AHA President Sends Letter Protesting Access Restrictions to Phillips Library (March 2018)

AHA president Mary Beth Norton (Cornell Univ.) sent a letter to the director of the Peabody Essex Museum to raise concerns about the plans that could reduce access to the Phillips Library. After moving to a temporary site in 2011, the Phillips Library collection will be housed at a new facility in Rowley, Massachusetts, beginning later this year. Prof. Norton encouraged the director to maintain adequate opening hours and retain knowledgeable staff to avoid disrupting access to the collection. You can read the letter below.

Download the Letter as a PDF


Dan Monroe
Director, Peabody Essex Museum
121 Essex St.
Salem, MA 01970

Dear Mr.

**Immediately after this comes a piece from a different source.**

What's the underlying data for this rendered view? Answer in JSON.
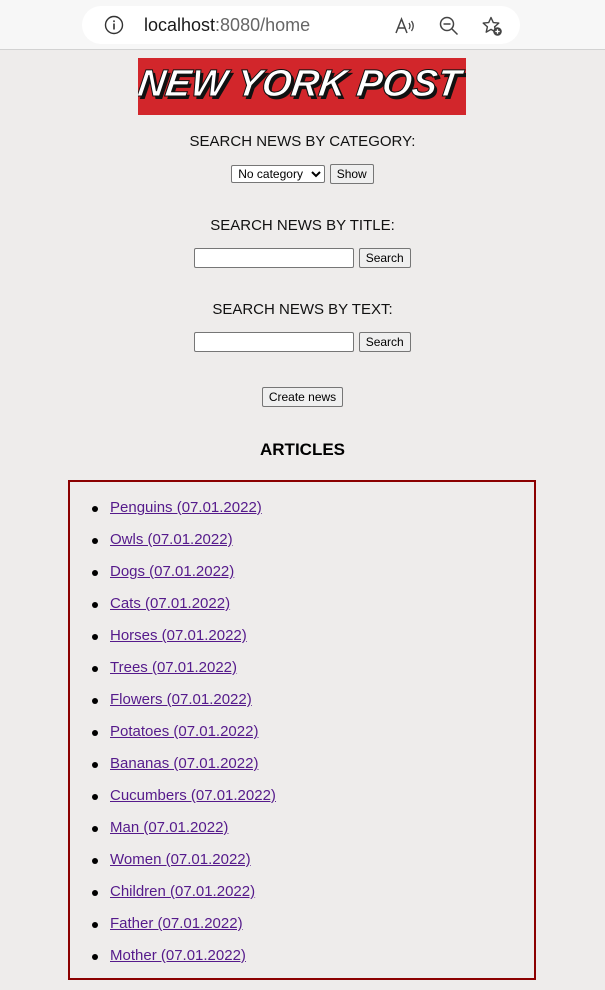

Monroe:

I write both in my capacity as president of the American Historical Association and as a historian of early America who has used the collections of the Phillips Library to research four of my five single-authored books. The AHA, as I'm sure you are aware, is the largest organization of historians in the United States, with more than 12,000 members.

The AHA was contacted by a member who has been concerned about the recently announced plans for the future of the Phillips Library. Based on our inquiries, the elected officers of the Association have concluded that your plans for the preservation of the important historical materials held by the library, both books and manuscripts, are commendable as they have been described to us.

But we remain concerned about access to those materials, both at the new facility in Rowley when it opens this spring and at the original library in Salem. As you and all historians working on the library's holdings know, the reduced staffing and hours at the library in recent years have caused researchers many difficulties. From the AHA's perspective, maintaining adequate opening hours and retaining knowledgeable professional staff are key to the Phillips Library's successful future. Its collections are of national, even international, significance, and it would be tragic if the necessary renovations to the original buildings caused permanent disruptions to access to the collections.

We will follow the news about the reopening of the library with great interest.